Je commençais à peine de goûter les douceurs du repos lorsque le garde sémaphore vint vers moi d’un air peu accommodant.


— Il faut sortir de là, monsieur. La gare est fermée, me dit-il aigrement.

— À qui le dites-vous, brave homme ! Je ne le vois que trop. Aussi j’attends qu’on veuille bien l’ouvrir.

— Mais il est défendu de pénétrer sur la voie. Vous ne pouvez pas rester là.

— Cependant vous ne voudriez peut-être pas, qu’avec un pareil temps, je batte le pavé ?

— D’abord qui êtes-vous ? Demanda-t-il brusquement.

— Qui je suis ? Mais vous êtes bien curieux, ce me semble.

— Oh ! Allez ; pas besoin de le dire. Ça se voit assez, dit-il en s’en allant.

Ces dernières paroles me laissèrent perplexe. La police lui aurait-elle télégraphié d’Abbeville ? Rien de plus possible, pensai-je. Et lorsque mes camarades arrivèrent de leur excursion, je leur fis part de mes craintes.

— Si on poussait plus loin, dit Pélissard.

— Tu oublie que je n’en puis plus, lui dis-je. Le mieux est d’aller s’en assurer.

— Et comment ? Dit Bour.

— Laisse-moi faire. Tu vas voir.

Aussitôt, sans perdre un instant, j’allais relancer le bonhomme. Je le trouvai dans sa guérite, assis devant un poêle, une pipe aux dents.

— Eh bien, brave homme, êtes-vous toujours d’aussi mauvaise humeur ?…

— Oh ! Moi je ne vous en veux pas, me dit-il d’un air bonasse. Mais dans le pays on ne vous aime guère, vous savez. Et si on savait que je vous ai donné asile pour les « guetter », il m’arriverait des histoires.

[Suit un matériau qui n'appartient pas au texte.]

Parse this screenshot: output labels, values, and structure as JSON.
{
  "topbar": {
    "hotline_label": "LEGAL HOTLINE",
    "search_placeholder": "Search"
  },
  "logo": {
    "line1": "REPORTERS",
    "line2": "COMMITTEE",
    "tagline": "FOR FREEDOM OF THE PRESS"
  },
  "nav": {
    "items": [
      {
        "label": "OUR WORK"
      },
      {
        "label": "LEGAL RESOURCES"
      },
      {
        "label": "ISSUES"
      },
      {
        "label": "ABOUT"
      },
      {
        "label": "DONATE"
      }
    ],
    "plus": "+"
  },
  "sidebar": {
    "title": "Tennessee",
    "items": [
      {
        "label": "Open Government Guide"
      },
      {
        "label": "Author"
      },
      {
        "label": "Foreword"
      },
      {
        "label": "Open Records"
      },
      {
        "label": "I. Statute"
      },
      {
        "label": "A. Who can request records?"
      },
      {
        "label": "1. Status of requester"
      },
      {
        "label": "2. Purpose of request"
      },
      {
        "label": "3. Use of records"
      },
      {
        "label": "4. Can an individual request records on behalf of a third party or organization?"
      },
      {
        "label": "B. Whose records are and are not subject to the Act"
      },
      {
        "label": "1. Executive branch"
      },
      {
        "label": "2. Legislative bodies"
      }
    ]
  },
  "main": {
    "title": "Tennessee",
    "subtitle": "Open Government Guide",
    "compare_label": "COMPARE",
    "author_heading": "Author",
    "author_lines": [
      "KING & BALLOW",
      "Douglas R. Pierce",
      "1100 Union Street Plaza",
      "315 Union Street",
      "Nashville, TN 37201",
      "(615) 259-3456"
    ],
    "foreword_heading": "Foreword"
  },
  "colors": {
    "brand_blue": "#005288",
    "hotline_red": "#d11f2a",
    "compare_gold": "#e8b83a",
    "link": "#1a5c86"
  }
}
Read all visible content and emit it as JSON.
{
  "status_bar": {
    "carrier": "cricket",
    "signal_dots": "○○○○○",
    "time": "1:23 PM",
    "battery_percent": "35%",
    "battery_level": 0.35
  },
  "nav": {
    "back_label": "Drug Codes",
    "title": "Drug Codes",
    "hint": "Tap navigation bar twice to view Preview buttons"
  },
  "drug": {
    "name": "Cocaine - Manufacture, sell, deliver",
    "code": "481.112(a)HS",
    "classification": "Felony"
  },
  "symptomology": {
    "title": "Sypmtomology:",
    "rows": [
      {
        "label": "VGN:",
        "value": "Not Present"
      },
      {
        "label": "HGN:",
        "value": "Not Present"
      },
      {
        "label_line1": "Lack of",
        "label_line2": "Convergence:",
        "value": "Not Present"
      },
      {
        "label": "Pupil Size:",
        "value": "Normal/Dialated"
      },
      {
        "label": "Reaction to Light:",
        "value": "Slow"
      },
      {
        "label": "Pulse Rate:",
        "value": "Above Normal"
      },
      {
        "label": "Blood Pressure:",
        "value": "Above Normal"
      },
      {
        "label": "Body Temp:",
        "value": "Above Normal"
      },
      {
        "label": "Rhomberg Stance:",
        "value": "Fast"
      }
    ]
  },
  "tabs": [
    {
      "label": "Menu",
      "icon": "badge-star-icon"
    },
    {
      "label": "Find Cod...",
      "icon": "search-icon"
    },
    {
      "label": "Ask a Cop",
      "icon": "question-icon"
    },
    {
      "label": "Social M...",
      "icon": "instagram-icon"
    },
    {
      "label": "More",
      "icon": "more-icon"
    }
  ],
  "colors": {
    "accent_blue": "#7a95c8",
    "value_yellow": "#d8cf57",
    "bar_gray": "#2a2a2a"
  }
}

— Mais nous ne sommes pas là pour guetter quelqu’un, lui dis-je avec étonnement, ne comprenant rien au sens énigmatique de ses paroles.

— Oh ! Vous avez beau dire. Allez ! Je sais qui vous êtes, me dit-il en souriant et en branlant de la tête comme pour me dire : « Me prends-tu pour une courge » ?

Bour et Pélissard qui m’avaient suivi entendirent les dernières paroles.